Страница 27 из 45
— Ба-а! Это же Флетчер! — Комиссар гасит спичку, не раскурив сигары. — Он только что был у меня, не прошло получаса!
Кто-то любезно протягивает ему зажигалку.
Санитары втолкнули носилки в машину. Обрывают лесу, попавшую между створками двери. Эксперты и комиссар смотрят на их торопливую суету. Провожают взглядом машину.
Комиссар наконец берет зажигалку, закуривает.
— Не прошло получаса, — говорит он скорее себе, чем окружающим. — Вот уж судьба!..
ДРОБИНКА
Вечер сгустился до темноты, и только за деревьями сада, за лесом рдела, затухая, оранжевая заря.

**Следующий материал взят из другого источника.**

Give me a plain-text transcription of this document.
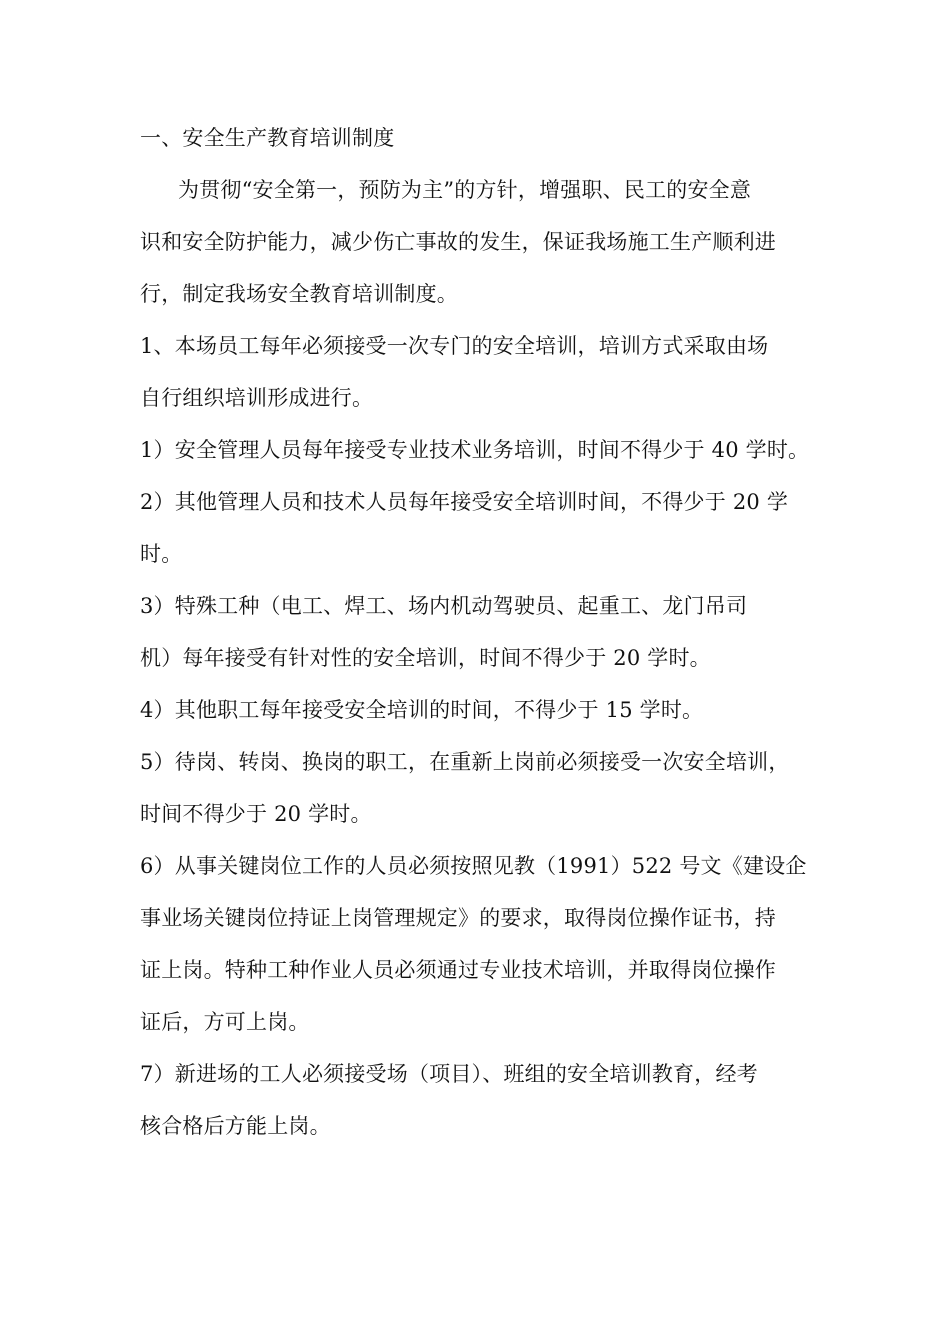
一、安全生产教育培训制度
为贯彻“安全第一，预防为主”的方针，增强职、民工的安全意
识和安全防护能力，减少伤亡事故的发生，保证我场施工生产顺利进
行，制定我场安全教育培训制度。
1、本场员工每年必须接受一次专门的安全培训，培训方式采取由场
自行组织培训形成进行。
1）安全管理人员每年接受专业技术业务培训，时间不得少于 40 学时。
2）其他管理人员和技术人员每年接受安全培训时间，不得少于 20 学
时。
3）特殊工种（电工、焊工、场内机动驾驶员、起重工、龙门吊司
机）每年接受有针对性的安全培训，时间不得少于 20 学时。
4）其他职工每年接受安全培训的时间，不得少于 15 学时。
5）待岗、转岗、换岗的职工，在重新上岗前必须接受一次安全培训，
时间不得少于 20 学时。
6）从事关键岗位工作的人员必须按照见教（1991）522 号文《建设企
事业场关键岗位持证上岗管理规定》的要求，取得岗位操作证书，持
证上岗。特种工种作业人员必须通过专业技术培训，并取得岗位操作
证后，方可上岗。
7）新进场的工人必须接受场（项目）、班组的安全培训教育，经考
核合格后方能上岗。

Когда же на веранде зажгли электричество, заря исчезла, ступеньки веранды ушли во мрак, точно в океанскую глубину, где смутно, как водоросли, маячили ветви яблонь. Зато стол, покрытый скатертью, ослепительно вспыхнул, чайные чашки, ваза с вареньем заблестели, как горсть самоцветов.
— Всегда так, — сказала Надежда Юрьевна. — Включишь — и становится уютно и весело. Восхитительно, Ваня!..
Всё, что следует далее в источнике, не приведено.